German Passport 1938 issued in Ljubljana
It is exceptional and uncommon to obtain a German passport issued by their consulate in Ljubljana, Slovenia.
History German Passport Consulate Ljubljana
The war in Yugoslavia began on April 6th 1941 with bombing Belgrade. Yugoslavia was quickly defeated, surrendering in Belgrade on April 17 1941. The government fled into exile. Slovenia was occupied by Germans, Italians and Hungarians. The German Reich claimed the northern and eastern areas (Carniola, Styiria and Posavje (neighboring areas with Croatia along rivers Sava and Sotla), Hungarians took Prekmurje, Italy the Central and Western part of Slovenia.

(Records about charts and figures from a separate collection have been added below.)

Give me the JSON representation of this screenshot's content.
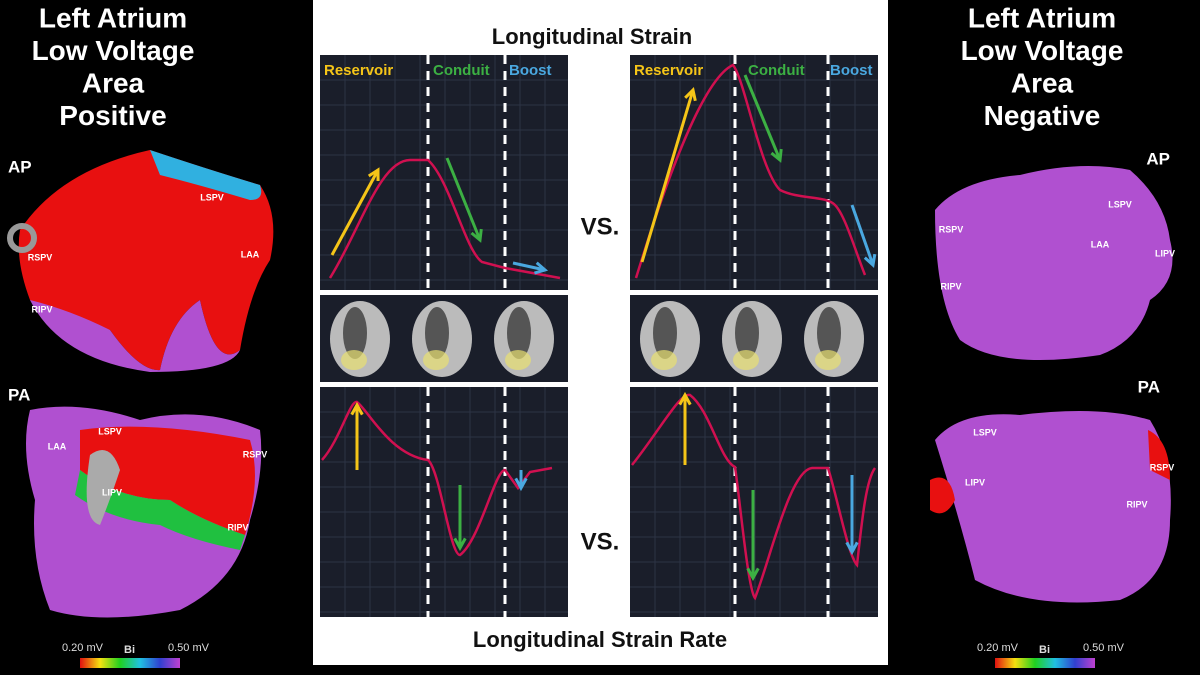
{
  "left": {
    "title_lines": [
      "Left Atrium",
      "Low Voltage",
      "Area",
      "Positive"
    ],
    "views": [
      {
        "label": "AP",
        "regions": [
          "LSPV",
          "RSPV",
          "LAA",
          "RIPV"
        ]
      },
      {
        "label": "PA",
        "regions": [
          "LAA",
          "LSPV",
          "RSPV",
          "LIPV",
          "RIPV"
        ]
      }
    ],
    "scale": {
      "min": "0.20 mV",
      "name": "Bi",
      "max": "0.50 mV"
    }
  },
  "right": {
    "title_lines": [
      "Left Atrium",
      "Low Voltage",
      "Area",
      "Negative"
    ],
    "views": [
      {
        "label": "AP",
        "regions": [
          "LSPV",
          "RSPV",
          "LAA",
          "LIPV",
          "RIPV"
        ]
      },
      {
        "label": "PA",
        "regions": [
          "LSPV",
          "RSPV",
          "LIPV",
          "RIPV"
        ]
      }
    ],
    "scale": {
      "min": "0.20 mV",
      "name": "Bi",
      "max": "0.50 mV"
    }
  },
  "center": {
    "title": "Longitudinal Strain",
    "strain_panels": [
      {
        "phases": [
          "Reservoir",
          "Conduit",
          "Boost"
        ]
      },
      {
        "phases": [
          "Reservoir",
          "Conduit",
          "Boost"
        ]
      }
    ],
    "comparisons": [
      "VS.",
      "VS."
    ],
    "footer": "Longitudinal Strain Rate"
  }
}
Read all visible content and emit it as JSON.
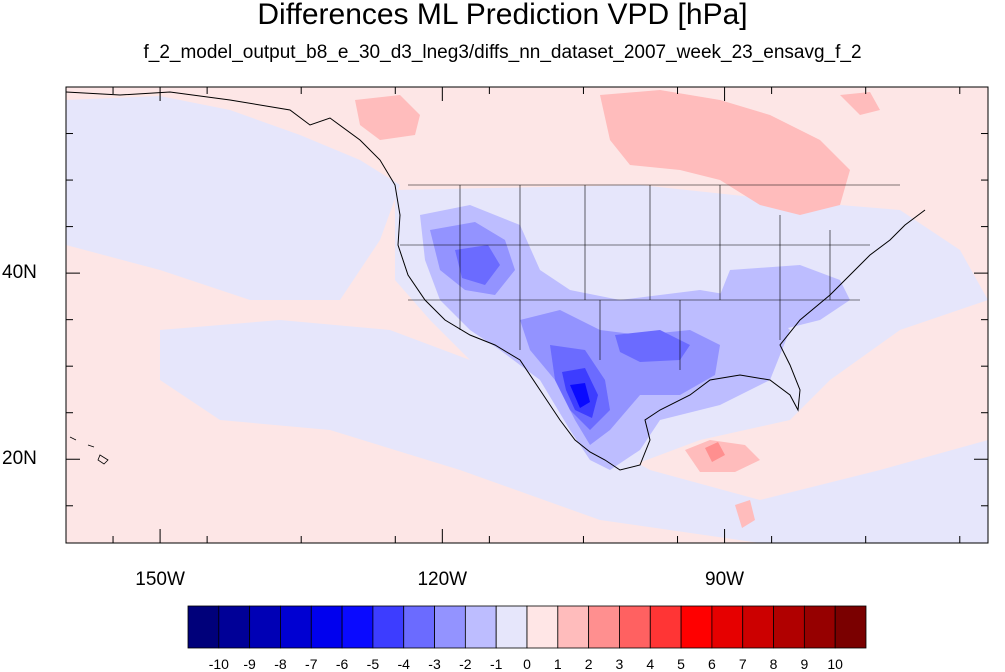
{
  "title": "Differences ML Prediction VPD [hPa]",
  "subtitle": "f_2_model_output_b8_e_30_d3_lneg3/diffs_nn_dataset_2007_week_23_ensavg_f_2",
  "map": {
    "projection": "cylindrical-equidistant",
    "lon_range": [
      -160,
      -62
    ],
    "lat_range": [
      11,
      60
    ],
    "background_color": "#fde6e6",
    "land_outline_color": "#000000"
  },
  "lat_ticks": [
    {
      "value": 20,
      "label": "20N"
    },
    {
      "value": 40,
      "label": "40N"
    }
  ],
  "lon_ticks": [
    {
      "value": -150,
      "label": "150W"
    },
    {
      "value": -120,
      "label": "120W"
    },
    {
      "value": -90,
      "label": "90W"
    }
  ],
  "colorbar": {
    "labels": [
      "-10",
      "-9",
      "-8",
      "-7",
      "-6",
      "-5",
      "-4",
      "-3",
      "-2",
      "-1",
      "0",
      "1",
      "2",
      "3",
      "4",
      "5",
      "6",
      "7",
      "8",
      "9",
      "10"
    ],
    "colors": [
      "#00007a",
      "#000097",
      "#0000b5",
      "#0000d2",
      "#0000ee",
      "#0a0aff",
      "#3d3dff",
      "#6b6bff",
      "#9393ff",
      "#bdbdff",
      "#e6e6fb",
      "#ffe6e6",
      "#ffbcbc",
      "#ff8f8f",
      "#ff6161",
      "#ff3535",
      "#ff0000",
      "#e60000",
      "#cc0000",
      "#b00000",
      "#960000",
      "#7a0000"
    ]
  }
}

All three occupiers wanted to include Slovenian territory into their states. Italians and Hungarians did that officially. Germans due to various reasons did not (troubles with deportations of Slovenian populations and with germanisation, resistance movement), but they used German racial legislation on occupational territories. All the three occupational forces condemned Slovenians to ethnocide. However, their methods and the required time in which the plan was to be carried out differed. Most drastic deportations were carried out by the German occupants.
The German leadership assigned the responsibility for the solution of the “Slovenian question” to various offices under the leadership of Heinrich Himmler, the state secretary for reinforcement of Germanness. German Passport Consulate Ljubljana
Jews from Maribor were deported to concentration camps. Maribor was also the site for a German POW camp from 1941-1945 form many British, Australian and New Zealander troops.
In the Italian occupational territory
similar plans as in German were made in spring 1942: there were planned mass deportations of the Slovenians and Italian colonization of the emptied Slovene territories. However, Italy surrendered before the above plans could be implemented. Yet, the Italians succeeded to deport about 25 000 thousands Slovenes into Italian concentration camps.
The Hungarian occupiers German Passport Consulate Ljubljana
deported those Slovenes who moved to Prekmurje (the river Mura region), which was allotted to Yugoslavia after World War I, until World War II. About 600 of them (mostly immigrants from Primorska, the territory awarded to Italy after World War I) were deported to the concentration camp Szaszvar in the spring of 1942. After the German occupation of Hungary and Prekmurje, most of the Prekmurje Jews (452 persons) were imprisoned in concentration camps. 328 of them were then killed in Auschwitz-Birkenau in April 1944.
The Passport
A German NS passport issued at the consulate in Ljubljana/Laibach (Slovenia) in 1938 and valid till 1943. German visa 1941, 3x red NS stamp political commissar 1941, stamp Maribor 1941, stamp questatura Lubiana (Italians) 1941 – permission for Ljubljana till 30th April 1942.I have seen thousands of passports in well over a decade of research and collecting but this is the very first one issued at this consulate.